11 March 2016

Alabama Supreme Court: Proving Scalia Right in a Judicial Shot on Fort Sumter

It might be important to note that the most ancient and venerable of Supreme Court precedent decisions, Marbury v. Madison, is not compelled by the Constitution.  Competing theories of just how to ensure that laws do not violate the Constitution, until now the stuff of law school debates, may get another airing: 

Let's begin with this observation from the late, great Justice Antonin Scalia in his dissent in Obergefell, trenchant and insightful as usual:

Hubris is sometimes defined as o’erweening pride; and pride, we know, goeth before a fall. The Judiciary is the “least dangerous” of the federal branches because it has “neither Force nor Will, but merely judgment; and must ultimately depend upon the aid of the executive arm” and the States, “even for the efficacy of its judgments.”[26] With each decision of ours that takes from the People a question properly left to them—with each decision that is unabashedly based not on law, but on the “reasoned judgment” of a bare majority of this Court—we move one step closer to being reminded of our impotence.
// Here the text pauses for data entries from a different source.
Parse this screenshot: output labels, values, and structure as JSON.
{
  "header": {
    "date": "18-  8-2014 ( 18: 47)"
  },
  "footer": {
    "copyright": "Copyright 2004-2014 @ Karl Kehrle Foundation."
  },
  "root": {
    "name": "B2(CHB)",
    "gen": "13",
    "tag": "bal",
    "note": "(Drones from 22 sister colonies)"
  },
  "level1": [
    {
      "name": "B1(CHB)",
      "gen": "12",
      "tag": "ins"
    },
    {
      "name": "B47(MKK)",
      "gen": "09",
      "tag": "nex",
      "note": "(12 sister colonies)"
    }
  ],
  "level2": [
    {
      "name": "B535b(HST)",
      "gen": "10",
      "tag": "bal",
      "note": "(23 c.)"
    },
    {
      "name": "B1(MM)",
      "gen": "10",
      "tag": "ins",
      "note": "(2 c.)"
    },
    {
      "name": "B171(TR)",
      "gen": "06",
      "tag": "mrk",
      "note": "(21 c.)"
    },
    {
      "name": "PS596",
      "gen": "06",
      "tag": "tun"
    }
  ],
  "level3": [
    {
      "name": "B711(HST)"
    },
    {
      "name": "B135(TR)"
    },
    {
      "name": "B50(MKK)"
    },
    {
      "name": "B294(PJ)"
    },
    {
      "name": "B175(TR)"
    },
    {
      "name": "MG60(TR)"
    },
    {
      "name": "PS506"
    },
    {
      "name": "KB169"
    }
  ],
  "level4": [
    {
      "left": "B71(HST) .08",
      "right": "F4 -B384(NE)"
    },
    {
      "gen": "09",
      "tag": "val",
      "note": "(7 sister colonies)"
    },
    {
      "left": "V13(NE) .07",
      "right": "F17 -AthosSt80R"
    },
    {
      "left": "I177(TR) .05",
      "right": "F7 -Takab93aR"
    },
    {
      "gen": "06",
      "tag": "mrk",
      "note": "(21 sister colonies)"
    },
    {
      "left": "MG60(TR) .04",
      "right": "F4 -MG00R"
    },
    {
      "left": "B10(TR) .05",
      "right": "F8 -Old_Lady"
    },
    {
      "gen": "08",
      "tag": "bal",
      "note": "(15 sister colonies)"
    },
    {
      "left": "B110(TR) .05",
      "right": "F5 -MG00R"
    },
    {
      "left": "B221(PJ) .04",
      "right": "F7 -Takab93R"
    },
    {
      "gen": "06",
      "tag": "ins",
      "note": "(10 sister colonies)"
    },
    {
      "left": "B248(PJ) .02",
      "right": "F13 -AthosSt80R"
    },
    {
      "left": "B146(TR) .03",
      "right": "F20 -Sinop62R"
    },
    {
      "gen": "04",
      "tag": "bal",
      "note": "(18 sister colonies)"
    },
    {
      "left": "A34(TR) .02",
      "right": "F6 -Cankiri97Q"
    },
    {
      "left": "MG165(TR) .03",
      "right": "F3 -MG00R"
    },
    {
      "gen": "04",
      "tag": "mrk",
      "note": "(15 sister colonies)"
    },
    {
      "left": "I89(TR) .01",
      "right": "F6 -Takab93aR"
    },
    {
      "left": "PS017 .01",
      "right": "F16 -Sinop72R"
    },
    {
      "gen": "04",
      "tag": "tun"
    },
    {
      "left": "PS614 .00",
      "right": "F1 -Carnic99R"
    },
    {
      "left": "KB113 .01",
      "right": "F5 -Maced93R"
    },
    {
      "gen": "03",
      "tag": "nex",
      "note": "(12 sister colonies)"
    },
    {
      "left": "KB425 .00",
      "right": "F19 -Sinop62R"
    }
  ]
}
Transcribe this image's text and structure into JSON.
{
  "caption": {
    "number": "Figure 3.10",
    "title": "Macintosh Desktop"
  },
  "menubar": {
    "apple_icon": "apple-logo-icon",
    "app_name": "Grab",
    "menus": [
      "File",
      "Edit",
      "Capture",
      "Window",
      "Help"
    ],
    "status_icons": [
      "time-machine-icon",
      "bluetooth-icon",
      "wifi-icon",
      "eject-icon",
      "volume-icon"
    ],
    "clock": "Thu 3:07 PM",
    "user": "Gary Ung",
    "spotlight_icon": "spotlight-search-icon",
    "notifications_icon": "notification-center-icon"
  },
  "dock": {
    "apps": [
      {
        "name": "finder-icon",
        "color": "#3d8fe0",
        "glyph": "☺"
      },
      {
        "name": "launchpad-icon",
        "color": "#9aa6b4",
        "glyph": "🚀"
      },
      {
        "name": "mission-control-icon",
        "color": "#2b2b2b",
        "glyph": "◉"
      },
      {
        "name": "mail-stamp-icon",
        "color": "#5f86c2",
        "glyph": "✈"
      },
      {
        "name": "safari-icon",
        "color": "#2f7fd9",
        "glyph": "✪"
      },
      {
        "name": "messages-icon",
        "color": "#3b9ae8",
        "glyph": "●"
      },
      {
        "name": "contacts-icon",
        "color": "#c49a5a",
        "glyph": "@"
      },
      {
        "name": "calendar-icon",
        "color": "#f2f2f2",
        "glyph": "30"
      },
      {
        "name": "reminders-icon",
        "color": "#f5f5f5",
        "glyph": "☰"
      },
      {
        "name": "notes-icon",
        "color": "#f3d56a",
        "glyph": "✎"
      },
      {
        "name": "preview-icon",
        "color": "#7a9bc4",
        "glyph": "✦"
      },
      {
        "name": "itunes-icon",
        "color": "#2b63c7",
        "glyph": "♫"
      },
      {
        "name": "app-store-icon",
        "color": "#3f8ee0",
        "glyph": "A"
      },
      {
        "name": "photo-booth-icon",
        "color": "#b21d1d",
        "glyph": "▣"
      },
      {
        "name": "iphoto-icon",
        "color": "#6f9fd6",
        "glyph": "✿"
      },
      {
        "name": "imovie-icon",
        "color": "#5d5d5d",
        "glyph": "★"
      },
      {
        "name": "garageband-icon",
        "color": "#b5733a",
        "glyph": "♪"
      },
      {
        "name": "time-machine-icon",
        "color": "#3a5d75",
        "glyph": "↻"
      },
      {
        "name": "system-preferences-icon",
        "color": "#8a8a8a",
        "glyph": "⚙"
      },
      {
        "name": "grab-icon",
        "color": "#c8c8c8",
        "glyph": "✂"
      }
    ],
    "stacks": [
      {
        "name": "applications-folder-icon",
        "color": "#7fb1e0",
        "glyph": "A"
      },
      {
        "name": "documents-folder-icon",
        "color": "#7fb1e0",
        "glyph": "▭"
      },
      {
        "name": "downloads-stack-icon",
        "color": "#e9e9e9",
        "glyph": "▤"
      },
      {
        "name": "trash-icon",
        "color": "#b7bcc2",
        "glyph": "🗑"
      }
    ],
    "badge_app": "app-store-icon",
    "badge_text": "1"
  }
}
The Alabama Supreme Court, God bless them, has taken up the task to remind the Five Justices who legislated Obergefell of their impotence, if the people have but the will to stand for the law. 

Chief Justice Roy Moore, concurring:

    I agree with the Chief Justice of the United States Supreme Court, John Roberts, and with Associate Justices Antonin Scalia, Clarence Thomas, and Samuel Alito, that the majority opinion in Obergefell has no basis in the law, history, or tradition of this country. Obergefell is an unconstitutional exercise of judicial authority that usurps the legislative prerogative of the states to regulate their own domestic policy. Additionally, Obergefell seriously jeopardizes the religious liberty guaranteed by the First Amendment to the United States Constitution. 

    Based upon arguments of “love,” “commitment,” and “equal dignity” for same-sex couples, five lawyers, as Chief Justice Roberts so aptly describes the Obergefell majority, have declared a new social policy for the entire country. As the Chief Justice and Associate Justices Scalia, Thomas, and Alito eloquently and accurately demonstrate in their dissents, the majority opinion in Obergefell is an act of raw power with no ascertainable foundation in the Constitution itself. The majority presumed to legislate for the entire country under the guise of interpreting the Constitution. 

    The Obergefell majority presumes to amend the United States Constitution to create a right stated nowhere therein. That is a lawless act.  


    The Supremacy Clause, quite obviously, by this chain of reasoning, does not give the United States Supreme Court or any other agency of the federal government the authority to make its every declaration by that very fact the supreme law of the land. If the Court's edicts do not arise from powers delegated to the federal government in the Constitution, they are to be treated not as the supreme law of the land but as mere usurpation. 

    Thus, if precedents are “manifestly absurd or unjust,” “contrary to reason,” or “contrary to the divine law,” they are not to be followed. 

Justice Parker, concurring:

Obergefell conclusively demonstrates that the rule of law is dead.”


Obergefell is ‘no judicial act at all’ because it is ‘without principled justification.’”

Very, very strong words, but very, very true.

I don't expect this to stand, considering the overwhelming might of federal tyranny and the utter lack of moral spine of the country.  But, perhaps like the rise of Trump in the political sphere, it might be seen as a warning shot across the bow, if not the shot into Sumter just yet. Tyranny at some point forces a choice.

Keep an eye on this one.

1 comment:

Jack Smith said...

Bravo Alabama! So a question for a lawyer, in what forum would this likely be challenged?